The call for Islamic cemeteries in every canton by a Swiss Muslim umbrella group has provoked a wave of reactions.
Swiss Islam specialists say the legal strategy proposed by Farhad Afshar, president of the Coordination of Islamic Organisations in Switzerland, is the wrong approach to an inexistent problem.
On Sunday Afshar told the Sonntag newspaper he was preparing a legal case concerning freedom of religion after the Bernese commune of Köniz recently rejected a separate burial ground for Muslims.
“With this strategy we are turning something into a problem that isn’t one really – it’s a clumsy approach,” said Stéphane Lathion, head of a research group on Islam in Switzerland at Lausanne University.
Lathion said a federal solution was particularly inappropriate, as in 90 per cent of cantons where there had been discussions about Islamic cemeteries, solutions were found that satisfied everyone.

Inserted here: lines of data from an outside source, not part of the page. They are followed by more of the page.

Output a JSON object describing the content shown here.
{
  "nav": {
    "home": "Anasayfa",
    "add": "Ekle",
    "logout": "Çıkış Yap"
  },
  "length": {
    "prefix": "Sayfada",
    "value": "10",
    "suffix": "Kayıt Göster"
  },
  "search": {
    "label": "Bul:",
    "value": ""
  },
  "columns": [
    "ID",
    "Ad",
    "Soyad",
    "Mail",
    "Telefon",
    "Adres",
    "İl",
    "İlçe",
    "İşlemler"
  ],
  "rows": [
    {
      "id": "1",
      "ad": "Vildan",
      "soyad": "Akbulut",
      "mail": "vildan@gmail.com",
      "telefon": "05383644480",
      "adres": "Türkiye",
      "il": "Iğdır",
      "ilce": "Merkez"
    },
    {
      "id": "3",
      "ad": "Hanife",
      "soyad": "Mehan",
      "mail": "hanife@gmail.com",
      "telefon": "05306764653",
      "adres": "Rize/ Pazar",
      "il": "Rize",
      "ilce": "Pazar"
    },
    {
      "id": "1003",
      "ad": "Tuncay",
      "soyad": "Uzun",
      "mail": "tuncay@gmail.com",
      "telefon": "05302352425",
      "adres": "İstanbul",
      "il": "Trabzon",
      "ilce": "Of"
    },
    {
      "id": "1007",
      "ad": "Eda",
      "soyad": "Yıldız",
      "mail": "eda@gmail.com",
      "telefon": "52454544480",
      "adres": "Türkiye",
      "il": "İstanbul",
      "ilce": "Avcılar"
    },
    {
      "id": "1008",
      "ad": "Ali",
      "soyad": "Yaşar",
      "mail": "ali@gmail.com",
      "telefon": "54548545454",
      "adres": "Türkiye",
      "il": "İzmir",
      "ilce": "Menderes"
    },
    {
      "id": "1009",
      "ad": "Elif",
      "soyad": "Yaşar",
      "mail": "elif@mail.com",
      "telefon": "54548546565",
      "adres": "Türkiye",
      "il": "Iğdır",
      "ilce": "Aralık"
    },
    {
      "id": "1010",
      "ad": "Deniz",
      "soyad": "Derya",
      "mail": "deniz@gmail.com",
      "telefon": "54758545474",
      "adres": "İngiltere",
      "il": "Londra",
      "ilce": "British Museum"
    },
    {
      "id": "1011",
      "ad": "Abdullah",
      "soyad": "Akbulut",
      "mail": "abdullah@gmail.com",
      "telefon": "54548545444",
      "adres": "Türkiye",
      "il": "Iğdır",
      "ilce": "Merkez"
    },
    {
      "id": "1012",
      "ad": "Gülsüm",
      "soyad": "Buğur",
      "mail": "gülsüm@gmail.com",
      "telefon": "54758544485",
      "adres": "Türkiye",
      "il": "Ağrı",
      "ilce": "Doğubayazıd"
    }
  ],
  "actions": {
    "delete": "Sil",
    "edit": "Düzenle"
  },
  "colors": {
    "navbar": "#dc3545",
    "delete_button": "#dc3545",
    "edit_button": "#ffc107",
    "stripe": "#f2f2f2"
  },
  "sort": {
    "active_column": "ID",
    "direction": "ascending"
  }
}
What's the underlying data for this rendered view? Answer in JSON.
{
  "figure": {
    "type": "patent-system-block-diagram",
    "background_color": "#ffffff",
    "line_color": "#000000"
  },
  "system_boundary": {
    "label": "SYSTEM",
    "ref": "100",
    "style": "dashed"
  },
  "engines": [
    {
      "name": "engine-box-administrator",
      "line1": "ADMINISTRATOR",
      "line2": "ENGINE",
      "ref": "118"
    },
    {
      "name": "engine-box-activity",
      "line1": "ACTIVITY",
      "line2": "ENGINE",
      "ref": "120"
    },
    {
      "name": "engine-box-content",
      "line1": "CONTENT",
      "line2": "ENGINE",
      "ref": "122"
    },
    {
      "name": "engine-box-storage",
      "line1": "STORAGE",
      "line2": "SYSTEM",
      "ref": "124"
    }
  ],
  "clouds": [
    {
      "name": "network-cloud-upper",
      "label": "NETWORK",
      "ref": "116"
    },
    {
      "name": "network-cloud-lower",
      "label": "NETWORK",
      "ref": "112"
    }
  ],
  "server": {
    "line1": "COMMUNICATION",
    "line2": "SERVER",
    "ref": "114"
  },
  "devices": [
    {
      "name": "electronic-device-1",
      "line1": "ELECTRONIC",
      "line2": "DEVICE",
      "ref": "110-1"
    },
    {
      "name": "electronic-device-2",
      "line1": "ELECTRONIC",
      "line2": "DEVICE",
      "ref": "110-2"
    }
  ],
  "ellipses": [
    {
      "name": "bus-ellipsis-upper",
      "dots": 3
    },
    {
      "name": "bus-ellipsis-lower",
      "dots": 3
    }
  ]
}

Nine communes in the cities of Zurich, Bern, Basel, Thun, Lucerne and Geneva have special cemetery space set aside for Muslims. Islamic law says Muslims should be buried separately from people of other faiths.
But Afshar says he has received many complaints from Muslims in Switzerland. “Muslims who came here 40 years ago are dying and have the right to be buried with dignity,” he told the Tribune de Genève newspaper.
Nobody is putting into question the right to a decent burial, said Andreas Tunger-Zanetti, from the Religion Research Centre at Lucerne University, but the legal approach is the wrong one.
“Swiss regulations and Muslim requirements can normally be reconciled, but this has much to do with the needs at the local level and these are defined by the authorities and Muslim representatives,” he noted.
“The numbers may increase in the years to come, but there is no use trying to have one fixed solution for the whole of Switzerland. In some cantons there are hardly any Muslims; one shouldn’t exaggerate the issue.”
Lathion went even further: “There is no demand – 90 per cent of Muslims who die in Switzerland are repatriated.”
Both experts felt Afshar was not very representative of Switzerland’s 400,000 Muslims, mainly from the former Yugoslavia and Turkey.
Meanwhile, in political circles the question of religious cemeteries continues to provoke heated debate.
“Right until death, Muslims want to create a parallel structure,” the rightwing Swiss People’s Party parliamentarian Oskar Freysinger told the Tribune de Genève newspaper.
Green parliamentarian Daniel Vischer felt Afshar’s legal strategy had little chance of success, while his colleague Antonio Hodgers warned it risked “getting the population’s back up”.
“I would put Ashfar’s declaration in the same category as those made by Christophe Darbellay the evening of the minaret vote,” said Lathion. “It’s one-upmanship rather than an attempt to make people understand or explain what is happening.”
In December 2009 Christian Democratic Party President Christophe Darbellay called for a ban on new Muslim and Jewish cemeteries, just days after Swiss voters approved a halt to building new minarets. He later apologised.
Afshar’s comments have provoked a mixed response in the Swiss Muslim community.
While the question of Islamic cemeteries is relevant, his strategy and timing are flawed, said Abdel Lamhangar, a Swiss Muslim and Socialist councillor for Romont, in canton Fribourg.
“The country is under pressure from all sides and it’s not the moment to have another legal tussle,” he told the French-speaking national radio show Forum.
And Afshar should recognise that Swiss culture is one of negotiation and consensus, he added.
“When things are imposed by the judicial system it’s the rule of law, but when they are imposed by negotiation it’s adhesion and the building of a future,” he said.
Hafid Ouardiri, general-secretary of the Geneva-based interfaith foundation Entre-Connaissance, said in theory Afshar had the right to defend his religious difference, but his method was perhaps wrong.
“Before going to court you need to think about other ways,” he said. Ouardiri highlighted the example of Geneva, where after a long political battle fought jointly by the Muslim and Jewish communities, the local government granted both special burial grounds in a state cemetery in May 2007.
For Swiss Jewish communities Geneva is a special case; in Zurich, Basel and Bern, they have their own cemeteries built on private land, explained Nicole Poëll, deputy president of the Platform of Liberal Jews in Switzerland.
“For us the issue of religious cemeteries is not an issue – it’s been resolved,” said Poëll.
Simon Bradley, swissinfo.ch and agencies
Muslims in Switzerland
The Muslim community in Switzerland accounts for about 4.5% of the population.
Most Muslim immigrants came from the former Yugoslavia and Turkey. The community includes up to 100 nationalities.
The number of Muslims doubled between the censuses of 1990 and 2000, largely boosted by an influx of refugees and asylum seekers, including from the war in the former Yugoslavia.
There are about 200 mosques and prayer houses in Switzerland, but only four have a minaret.
On November 29, 57 per cent of voters supported a people’s initiative to ban the construction of new minarets in Switzerland. This was in the wake of heated debates and legal battles at a local level about requests by mosques to build more minarets.